At that moment I thought: Nope, that is not going to happen to me. I am going to a school that matches my desire and need for honesty and integrity.
So there I was – in love with a woman – and a brand new 2LT on a small island in the middle of the Pacific Ocean.
The easiest thing for me to do -- and the course of action I tried -- was to encourage myself to run from love. I also considered confiding in others, but given the horror stories of investigations and removals from duty, I decided against it. The thought of the shame of being interrogated and kicked out of the Service for something I wasn't even sure I was (a lesbian!), was too much to bear.
In the short three years that I was on active duty, I was Airborne and Air Assault (first female Distinguished Honor Graduate). During the First Gulf War, I volunteered to go to Iraq. Due to the needs of the Army, however, I remained in the Pacific – working in the 25th Infantry Division.
The values of physical work, integrity, service and team building made the Army an almost ideal place for me.
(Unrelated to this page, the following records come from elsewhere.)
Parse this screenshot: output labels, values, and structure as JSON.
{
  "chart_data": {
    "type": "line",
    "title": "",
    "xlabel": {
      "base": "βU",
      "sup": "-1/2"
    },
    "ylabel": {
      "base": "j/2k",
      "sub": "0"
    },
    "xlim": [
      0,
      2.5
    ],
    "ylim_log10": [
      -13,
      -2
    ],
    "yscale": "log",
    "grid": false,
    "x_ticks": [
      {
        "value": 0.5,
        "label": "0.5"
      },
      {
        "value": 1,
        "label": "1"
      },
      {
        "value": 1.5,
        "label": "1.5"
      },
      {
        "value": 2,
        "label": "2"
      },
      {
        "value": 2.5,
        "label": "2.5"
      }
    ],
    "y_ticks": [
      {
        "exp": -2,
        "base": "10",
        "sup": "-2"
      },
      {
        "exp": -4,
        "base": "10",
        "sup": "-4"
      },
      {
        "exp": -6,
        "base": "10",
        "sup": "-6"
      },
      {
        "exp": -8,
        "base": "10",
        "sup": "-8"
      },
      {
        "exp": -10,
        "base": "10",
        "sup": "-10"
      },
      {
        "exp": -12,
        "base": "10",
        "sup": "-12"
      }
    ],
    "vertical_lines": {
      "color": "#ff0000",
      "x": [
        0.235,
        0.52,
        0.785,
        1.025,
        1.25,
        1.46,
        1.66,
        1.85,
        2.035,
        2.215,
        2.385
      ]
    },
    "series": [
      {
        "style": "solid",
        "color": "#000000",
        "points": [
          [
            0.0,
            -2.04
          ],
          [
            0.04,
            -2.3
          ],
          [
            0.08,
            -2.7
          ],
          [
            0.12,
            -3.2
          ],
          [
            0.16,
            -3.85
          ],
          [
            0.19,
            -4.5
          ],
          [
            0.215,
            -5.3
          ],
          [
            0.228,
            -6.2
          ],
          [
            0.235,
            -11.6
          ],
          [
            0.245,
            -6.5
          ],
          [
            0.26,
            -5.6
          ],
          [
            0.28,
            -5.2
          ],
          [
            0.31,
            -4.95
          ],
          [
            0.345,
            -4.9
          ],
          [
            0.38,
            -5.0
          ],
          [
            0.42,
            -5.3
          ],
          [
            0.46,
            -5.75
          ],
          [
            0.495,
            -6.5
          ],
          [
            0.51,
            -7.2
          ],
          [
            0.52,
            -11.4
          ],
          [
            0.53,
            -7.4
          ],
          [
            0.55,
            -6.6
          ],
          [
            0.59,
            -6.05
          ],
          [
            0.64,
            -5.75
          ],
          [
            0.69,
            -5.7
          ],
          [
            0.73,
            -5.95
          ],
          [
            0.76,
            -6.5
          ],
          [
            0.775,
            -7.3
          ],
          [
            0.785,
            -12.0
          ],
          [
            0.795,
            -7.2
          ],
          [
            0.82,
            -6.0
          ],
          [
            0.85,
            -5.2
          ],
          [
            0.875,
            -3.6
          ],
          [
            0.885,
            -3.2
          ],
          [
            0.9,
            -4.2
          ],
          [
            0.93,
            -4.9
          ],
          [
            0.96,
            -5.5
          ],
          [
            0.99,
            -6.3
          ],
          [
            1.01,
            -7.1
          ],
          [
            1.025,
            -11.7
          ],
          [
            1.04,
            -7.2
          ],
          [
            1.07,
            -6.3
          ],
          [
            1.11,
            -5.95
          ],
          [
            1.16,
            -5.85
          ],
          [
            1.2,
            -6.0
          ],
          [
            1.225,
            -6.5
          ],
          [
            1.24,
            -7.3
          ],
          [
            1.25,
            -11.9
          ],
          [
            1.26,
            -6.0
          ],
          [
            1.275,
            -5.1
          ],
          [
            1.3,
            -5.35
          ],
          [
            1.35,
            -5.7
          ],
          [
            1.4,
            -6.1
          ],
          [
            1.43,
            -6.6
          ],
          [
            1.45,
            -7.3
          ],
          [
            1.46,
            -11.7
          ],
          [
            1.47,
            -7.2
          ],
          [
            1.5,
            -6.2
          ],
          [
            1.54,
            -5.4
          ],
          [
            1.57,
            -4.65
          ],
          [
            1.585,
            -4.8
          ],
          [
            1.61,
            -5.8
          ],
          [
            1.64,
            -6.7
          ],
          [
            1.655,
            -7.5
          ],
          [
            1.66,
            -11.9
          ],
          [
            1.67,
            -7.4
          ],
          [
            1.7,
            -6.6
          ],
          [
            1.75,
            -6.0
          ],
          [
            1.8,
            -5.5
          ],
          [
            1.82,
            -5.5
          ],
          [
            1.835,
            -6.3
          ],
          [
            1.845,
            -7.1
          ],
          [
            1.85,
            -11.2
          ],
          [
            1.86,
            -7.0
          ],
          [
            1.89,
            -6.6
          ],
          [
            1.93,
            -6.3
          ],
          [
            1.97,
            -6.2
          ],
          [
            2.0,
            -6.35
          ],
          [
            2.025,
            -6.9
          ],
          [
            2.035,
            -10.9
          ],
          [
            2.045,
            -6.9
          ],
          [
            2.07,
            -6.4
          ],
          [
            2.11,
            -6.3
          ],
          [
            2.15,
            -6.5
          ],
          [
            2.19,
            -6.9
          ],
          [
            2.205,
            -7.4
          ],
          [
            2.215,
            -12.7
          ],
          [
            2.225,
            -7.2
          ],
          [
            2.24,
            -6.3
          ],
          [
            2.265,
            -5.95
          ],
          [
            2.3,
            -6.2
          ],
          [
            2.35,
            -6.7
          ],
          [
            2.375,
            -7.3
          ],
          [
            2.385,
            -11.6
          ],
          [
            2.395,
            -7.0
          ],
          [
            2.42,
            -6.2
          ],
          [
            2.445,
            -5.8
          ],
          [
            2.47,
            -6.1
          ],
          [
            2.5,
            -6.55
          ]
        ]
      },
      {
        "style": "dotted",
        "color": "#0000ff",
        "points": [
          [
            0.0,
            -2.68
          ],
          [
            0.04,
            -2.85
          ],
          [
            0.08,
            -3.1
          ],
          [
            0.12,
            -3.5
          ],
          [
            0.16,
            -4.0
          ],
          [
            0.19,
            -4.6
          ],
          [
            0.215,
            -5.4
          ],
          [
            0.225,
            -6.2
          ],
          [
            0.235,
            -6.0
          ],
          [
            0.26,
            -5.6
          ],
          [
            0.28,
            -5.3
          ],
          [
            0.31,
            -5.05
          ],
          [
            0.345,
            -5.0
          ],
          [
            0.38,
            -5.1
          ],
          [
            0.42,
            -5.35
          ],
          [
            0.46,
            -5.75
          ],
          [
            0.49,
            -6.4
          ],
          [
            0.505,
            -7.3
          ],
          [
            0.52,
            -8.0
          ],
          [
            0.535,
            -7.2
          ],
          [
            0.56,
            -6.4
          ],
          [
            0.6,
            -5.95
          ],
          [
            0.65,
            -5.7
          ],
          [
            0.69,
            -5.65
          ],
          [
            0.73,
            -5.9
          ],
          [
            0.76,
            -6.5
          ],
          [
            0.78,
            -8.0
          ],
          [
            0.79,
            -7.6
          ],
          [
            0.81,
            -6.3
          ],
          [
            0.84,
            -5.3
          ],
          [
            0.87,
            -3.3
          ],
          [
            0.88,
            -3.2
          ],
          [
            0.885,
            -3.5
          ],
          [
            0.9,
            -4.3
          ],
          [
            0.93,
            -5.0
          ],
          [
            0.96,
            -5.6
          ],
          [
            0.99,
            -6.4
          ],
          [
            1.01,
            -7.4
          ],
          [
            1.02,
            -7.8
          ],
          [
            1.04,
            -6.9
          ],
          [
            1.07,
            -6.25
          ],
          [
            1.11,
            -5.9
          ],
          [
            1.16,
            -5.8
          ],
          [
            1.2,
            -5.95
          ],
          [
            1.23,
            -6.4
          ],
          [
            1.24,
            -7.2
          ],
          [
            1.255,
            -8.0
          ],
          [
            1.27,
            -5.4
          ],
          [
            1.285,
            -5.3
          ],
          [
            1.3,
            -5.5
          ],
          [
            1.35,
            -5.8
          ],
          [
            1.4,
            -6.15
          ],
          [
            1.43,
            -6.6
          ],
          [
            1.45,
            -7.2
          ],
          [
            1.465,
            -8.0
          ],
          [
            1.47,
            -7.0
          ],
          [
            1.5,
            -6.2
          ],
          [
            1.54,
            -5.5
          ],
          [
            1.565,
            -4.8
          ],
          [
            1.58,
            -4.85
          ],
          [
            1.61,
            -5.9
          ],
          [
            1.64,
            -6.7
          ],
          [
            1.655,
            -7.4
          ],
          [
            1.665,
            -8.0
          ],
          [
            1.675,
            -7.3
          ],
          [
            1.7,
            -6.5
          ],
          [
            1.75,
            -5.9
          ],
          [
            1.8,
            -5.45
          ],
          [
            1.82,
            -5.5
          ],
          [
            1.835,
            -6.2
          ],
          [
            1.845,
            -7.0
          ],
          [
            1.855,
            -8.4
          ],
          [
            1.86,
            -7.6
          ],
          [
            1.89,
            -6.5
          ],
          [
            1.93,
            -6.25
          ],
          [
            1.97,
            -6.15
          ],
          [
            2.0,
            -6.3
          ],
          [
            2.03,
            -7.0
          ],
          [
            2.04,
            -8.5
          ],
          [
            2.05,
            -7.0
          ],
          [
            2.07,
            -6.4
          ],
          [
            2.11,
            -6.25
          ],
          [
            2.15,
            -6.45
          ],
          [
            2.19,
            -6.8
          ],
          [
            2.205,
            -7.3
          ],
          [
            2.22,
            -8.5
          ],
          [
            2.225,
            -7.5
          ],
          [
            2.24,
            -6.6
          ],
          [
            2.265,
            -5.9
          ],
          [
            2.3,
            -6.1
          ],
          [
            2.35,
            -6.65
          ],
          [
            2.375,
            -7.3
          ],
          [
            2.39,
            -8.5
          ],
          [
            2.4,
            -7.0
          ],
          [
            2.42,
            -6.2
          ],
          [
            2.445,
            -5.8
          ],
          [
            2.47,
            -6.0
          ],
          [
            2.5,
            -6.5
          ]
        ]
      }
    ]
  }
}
I may have continued serving if I had felt more a part of the team.
I was well-liked and had friends, but not being able to share the biggest struggle in my life (and the biggest joy) with my peers and military friends prevented me from really forming the kind of friendships that one needs to feel as an integral part of a team.
It’s the warmth and support of a team that is truly needed for real "unit cohesion" among the officer corps and with the troops. It is necessary to continue to risk life and limb for each other.
In the end we risked everything not only for our country, but for our country personified in and by our buddies, members of that integral team. Not feeling that, I resigned my commission in September of 1991.
If I can be so bold, Mr. President: we need to help soldiers, and all people really, develop healthy understandings of what it is to be human, divorced from antiquated stereotypes about gender and gender roles.
"Macho" has no place in the modern professional Army; put downs and negative comparisons to the feminine are also hurtful to the Esprit de Corps of the Forces.
I know that you have based your Administration on creating a culture of respect for difference, of developing your version of "unit cohesion" based on the values of inclusion and diversity, not in spite of them.
This is the direction that the military needs to go, and it can start by repealing DADT now.